Latein kann am Gymnasium Zwiesel als zweite Fremdsprache gewählt werden. In der Spracherwerbsphase der Klassen 6 bis 8 lernt man die Grundlagen der Sprache mit dem Lehrwerk Campus (C.C. Buchnerverlag). In der Lektürephase der Klassen 9 bis 12 beschäftigen wir uns weitgehend mit Originaltexten aus Kriegsliteratur, Liebesdichtung, Briefen und Gerichtsreden (um nur ein paar Beispiele zu nennen). In der Qualifikationsphase gab es immer genug Schüler, die Latein wählten um dann (neben einer Studienfahrt in die urbs aeterna Rom) einen Teil ihrer Abiturprüfung darin abzulegen.

Was hat Latein zu bieten?

Latein als „Mutter“ moderner Fremdsprachen:
Latein ermöglicht einen leichteren Einstieg in die romanischen Sprachen (Spanisch, Italienisch, Französisch, Portugiesisch und Rumänisch). Auch ein Großteil des gehobenen englischen Wortschatzes lässt sich vom Lateinischen herleiten.

Latein hilft Fremdwörter und wissenschaftliche Begriffe zu verstehen:
Mit Latein fällt es leichter Fremdwörter zu verstehen, da viele Wissenschaften in ihrer Begrifflichkeit auf das Lateinische zurückgreifen. Hinter Geräten wie Navigationsassistent  oder Signal steckt pures Latein.

Latein schult die muttersprachliche Kompetenz:
Mit Latein lernt man auch Deutsch.

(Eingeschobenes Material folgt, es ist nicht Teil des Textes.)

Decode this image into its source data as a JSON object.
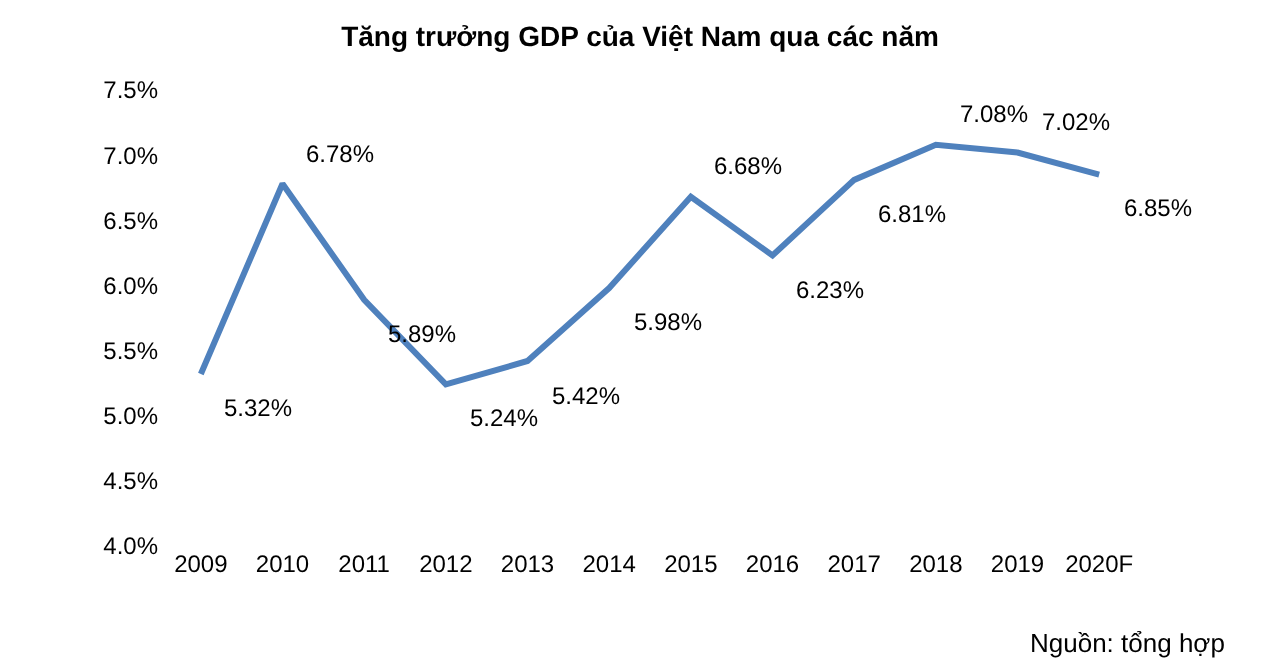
{
  "chart_data": {
    "type": "line",
    "title": "Tăng trưởng GDP của Việt Nam qua các năm",
    "categories": [
      "2009",
      "2010",
      "2011",
      "2012",
      "2013",
      "2014",
      "2015",
      "2016",
      "2017",
      "2018",
      "2019",
      "2020F"
    ],
    "series": [
      {
        "color": "#4f81bd",
        "values": [
          5.32,
          6.78,
          5.89,
          5.24,
          5.42,
          5.98,
          6.68,
          6.23,
          6.81,
          7.08,
          7.02,
          6.85
        ],
        "value_labels": [
          "5.32%",
          "6.78%",
          "5.89%",
          "5.24%",
          "5.42%",
          "5.98%",
          "6.68%",
          "6.23%",
          "6.81%",
          "7.08%",
          "7.02%",
          "6.85%"
        ]
      }
    ],
    "ylim": [
      4.0,
      7.5
    ],
    "yticks": [
      {
        "value": 4.0,
        "label": "4.0%"
      },
      {
        "value": 4.5,
        "label": "4.5%"
      },
      {
        "value": 5.0,
        "label": "5.0%"
      },
      {
        "value": 5.5,
        "label": "5.5%"
      },
      {
        "value": 6.0,
        "label": "6.0%"
      },
      {
        "value": 6.5,
        "label": "6.5%"
      },
      {
        "value": 7.0,
        "label": "7.0%"
      },
      {
        "value": 7.5,
        "label": "7.5%"
      }
    ],
    "legend": false,
    "marker": "none",
    "line_style": "solid",
    "annotations": [
      "Nguồn: tổng hợp"
    ]
  }
}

Betrachtung der lateinischen Grammatik ist immer auch Betrachtung der deutschen Grammatik, ferner fördern Texterschließung und intensives Übersetzen auch die Leistungen im Fach Deutsch.

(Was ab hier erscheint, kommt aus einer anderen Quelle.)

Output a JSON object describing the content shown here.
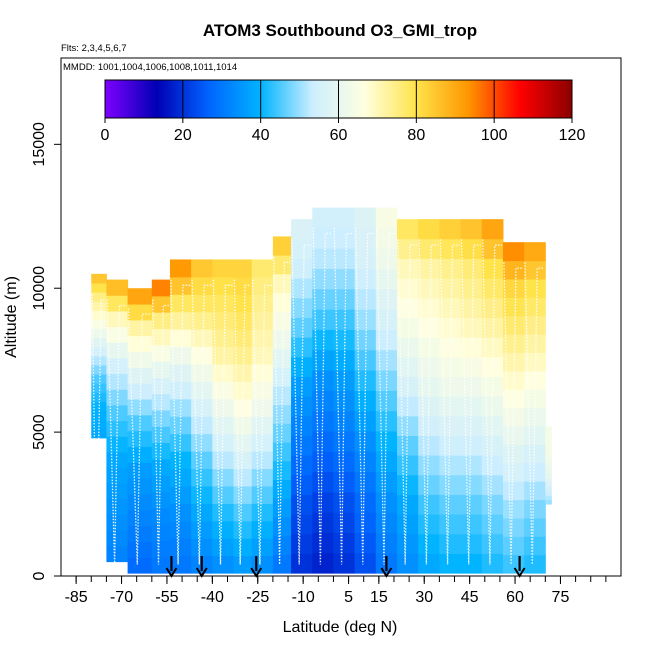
{
  "chart_data": {
    "type": "heatmap",
    "title": "ATOM3 Southbound O3_GMI_trop",
    "flights_note": "Flts: 2,3,4,5,6,7",
    "dates_note": "MMDD: 1001,1004,1006,1008,1011,1014",
    "xlabel": "Latitude (deg N)",
    "ylabel": "Altitude (m)",
    "xlim": [
      -90,
      95
    ],
    "ylim": [
      0,
      18000
    ],
    "x_ticks": [
      -85,
      -70,
      -55,
      -40,
      -25,
      -10,
      5,
      15,
      30,
      45,
      60,
      75
    ],
    "x_minor_ticks": [
      -85,
      -80,
      -75,
      -70,
      -65,
      -60,
      -55,
      -50,
      -45,
      -40,
      -35,
      -30,
      -25,
      -20,
      -15,
      -10,
      -5,
      0,
      5,
      10,
      15,
      20,
      25,
      30,
      35,
      40,
      45,
      50,
      55,
      60,
      65,
      70,
      75,
      80,
      85,
      90
    ],
    "y_ticks": [
      0,
      5000,
      10000,
      15000
    ],
    "colorbar": {
      "min": 0,
      "max": 120,
      "ticks": [
        0,
        20,
        40,
        60,
        80,
        100,
        120
      ],
      "colors": [
        "#7f00ff",
        "#0000b4",
        "#0064ff",
        "#00b4ff",
        "#cdeeff",
        "#ffffe0",
        "#ffe34b",
        "#ff9600",
        "#ff0000",
        "#8b0000"
      ]
    },
    "arrow_latitudes": [
      -53.5,
      -43.5,
      -25.5,
      17.5,
      61.5
    ],
    "columns": [
      {
        "lat0": -80,
        "lat1": -75,
        "top": 10500,
        "bottom": 4800,
        "values": [
          38,
          40,
          45,
          55,
          65,
          75,
          90
        ]
      },
      {
        "lat0": -75,
        "lat1": -68,
        "top": 10300,
        "bottom": 500,
        "values": [
          32,
          35,
          38,
          45,
          55,
          70,
          95
        ]
      },
      {
        "lat0": -68,
        "lat1": -60,
        "top": 10000,
        "bottom": 100,
        "values": [
          28,
          32,
          36,
          45,
          58,
          72,
          100
        ]
      },
      {
        "lat0": -60,
        "lat1": -54,
        "top": 10300,
        "bottom": 100,
        "values": [
          30,
          33,
          38,
          48,
          60,
          75,
          105
        ]
      },
      {
        "lat0": -54,
        "lat1": -47,
        "top": 11000,
        "bottom": 100,
        "values": [
          30,
          34,
          40,
          50,
          62,
          78,
          100
        ]
      },
      {
        "lat0": -47,
        "lat1": -40,
        "top": 11000,
        "bottom": 100,
        "values": [
          32,
          38,
          46,
          56,
          66,
          78,
          88
        ]
      },
      {
        "lat0": -40,
        "lat1": -33,
        "top": 11000,
        "bottom": 100,
        "values": [
          34,
          42,
          52,
          62,
          72,
          78,
          85
        ]
      },
      {
        "lat0": -33,
        "lat1": -27,
        "top": 11000,
        "bottom": 100,
        "values": [
          36,
          45,
          56,
          66,
          74,
          80,
          84
        ]
      },
      {
        "lat0": -27,
        "lat1": -20,
        "top": 11000,
        "bottom": 100,
        "values": [
          34,
          42,
          52,
          62,
          70,
          74,
          78
        ]
      },
      {
        "lat0": -20,
        "lat1": -14,
        "top": 11800,
        "bottom": 100,
        "values": [
          30,
          36,
          44,
          52,
          62,
          70,
          90
        ]
      },
      {
        "lat0": -14,
        "lat1": -7,
        "top": 12400,
        "bottom": 100,
        "values": [
          20,
          24,
          30,
          36,
          46,
          54,
          58
        ]
      },
      {
        "lat0": -7,
        "lat1": 0,
        "top": 12800,
        "bottom": 100,
        "values": [
          18,
          22,
          28,
          34,
          44,
          52,
          56
        ]
      },
      {
        "lat0": 0,
        "lat1": 7,
        "top": 12800,
        "bottom": 100,
        "values": [
          20,
          24,
          30,
          36,
          44,
          52,
          56
        ]
      },
      {
        "lat0": 7,
        "lat1": 14,
        "top": 12800,
        "bottom": 100,
        "values": [
          24,
          28,
          34,
          42,
          50,
          56,
          58
        ]
      },
      {
        "lat0": 14,
        "lat1": 21,
        "top": 12800,
        "bottom": 100,
        "values": [
          30,
          34,
          40,
          48,
          56,
          62,
          66
        ]
      },
      {
        "lat0": 21,
        "lat1": 28,
        "top": 12400,
        "bottom": 100,
        "values": [
          34,
          38,
          46,
          56,
          64,
          70,
          82
        ]
      },
      {
        "lat0": 28,
        "lat1": 35,
        "top": 12400,
        "bottom": 100,
        "values": [
          38,
          44,
          52,
          60,
          66,
          72,
          86
        ]
      },
      {
        "lat0": 35,
        "lat1": 42,
        "top": 12400,
        "bottom": 100,
        "values": [
          40,
          46,
          54,
          62,
          68,
          74,
          88
        ]
      },
      {
        "lat0": 42,
        "lat1": 49,
        "top": 12400,
        "bottom": 100,
        "values": [
          40,
          46,
          54,
          62,
          70,
          76,
          90
        ]
      },
      {
        "lat0": 49,
        "lat1": 56,
        "top": 12400,
        "bottom": 100,
        "values": [
          42,
          48,
          56,
          64,
          72,
          80,
          96
        ]
      },
      {
        "lat0": 56,
        "lat1": 63,
        "top": 11600,
        "bottom": 100,
        "values": [
          44,
          50,
          58,
          66,
          74,
          82,
          100
        ]
      },
      {
        "lat0": 63,
        "lat1": 70,
        "top": 11600,
        "bottom": 100,
        "values": [
          42,
          48,
          56,
          64,
          72,
          80,
          95
        ]
      },
      {
        "lat0": 70,
        "lat1": 72,
        "top": 5200,
        "bottom": 2500,
        "values": [
          50,
          55,
          60,
          62,
          64,
          64,
          64
        ]
      }
    ]
  }
}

Latein schafft die Basis für eine breite Allgemeinbildung:
Von einem Abiturienten erwartet man eine umfassende Allgemeinbildung. Das Fach Latein mit seinen anspruchsvollen Originaltexten z.B. zur Liebesdichtung, zu Kriegsliteratur, zur Geschichtsschreibung und Philosophie trägt entschieden mit dazu bei. Die Antike durchzieht außerdem die gesamte europäische Kultur: Literatur, Kunst, Musik, römisches Recht, antike Philosophie und Architektur. Die Lektüre bedeutender Werke der lateinischen Literatur stellt die menschlichen Grundfragen nach dem Wesen des Menschen, Glück und Unglück, Recht und Unrecht, Politik uvm. Wir erweitern im Lateinunterricht auch unseren geschichtlichen Horizont, weil wir wissen wollen, was den antiken Menschen geprägt hat und wie er gelebt hat. Dieser Einfluss der antiken Kultur ist in Europa noch in vielen Museen und Baudenkmälern sichtbar.


Latein ist sinnvoll bzw. notwendig für ein Studium:
Für viele Studiengänge ist das Latinum vorgeschrieben, für manche sind wenigstens Lateinkenntnisse notwendig oder sinnvoll: Anglistik, Germanistik, Geschichte, Romanistik, Medizin, Philosophie, Kunstgeschichte, Theologie, Linguistik, Jura. Es liegt an den verschiedenen Universitäten, welche Anforderungen vom Lateinischen her notwendig sind.


Mit Latein lernt man Lernen:
Nicht nur Lerndisziplin und Genauigkeit sind gefordert, sondern auch die Konzentration und strukturelles Denken werden geschult. Schüler entwickeln eine kontinuierliche Arbeitsweise. Oft muss man sich durchbeißen und darf nicht aufgeben, wie bei einem Rätsel.
Welcher Arbeitgeber könnte sich diese Fähigkeiten nicht wünschen?


Welche Seminare werden/wurden in der Oberstufe angeboten?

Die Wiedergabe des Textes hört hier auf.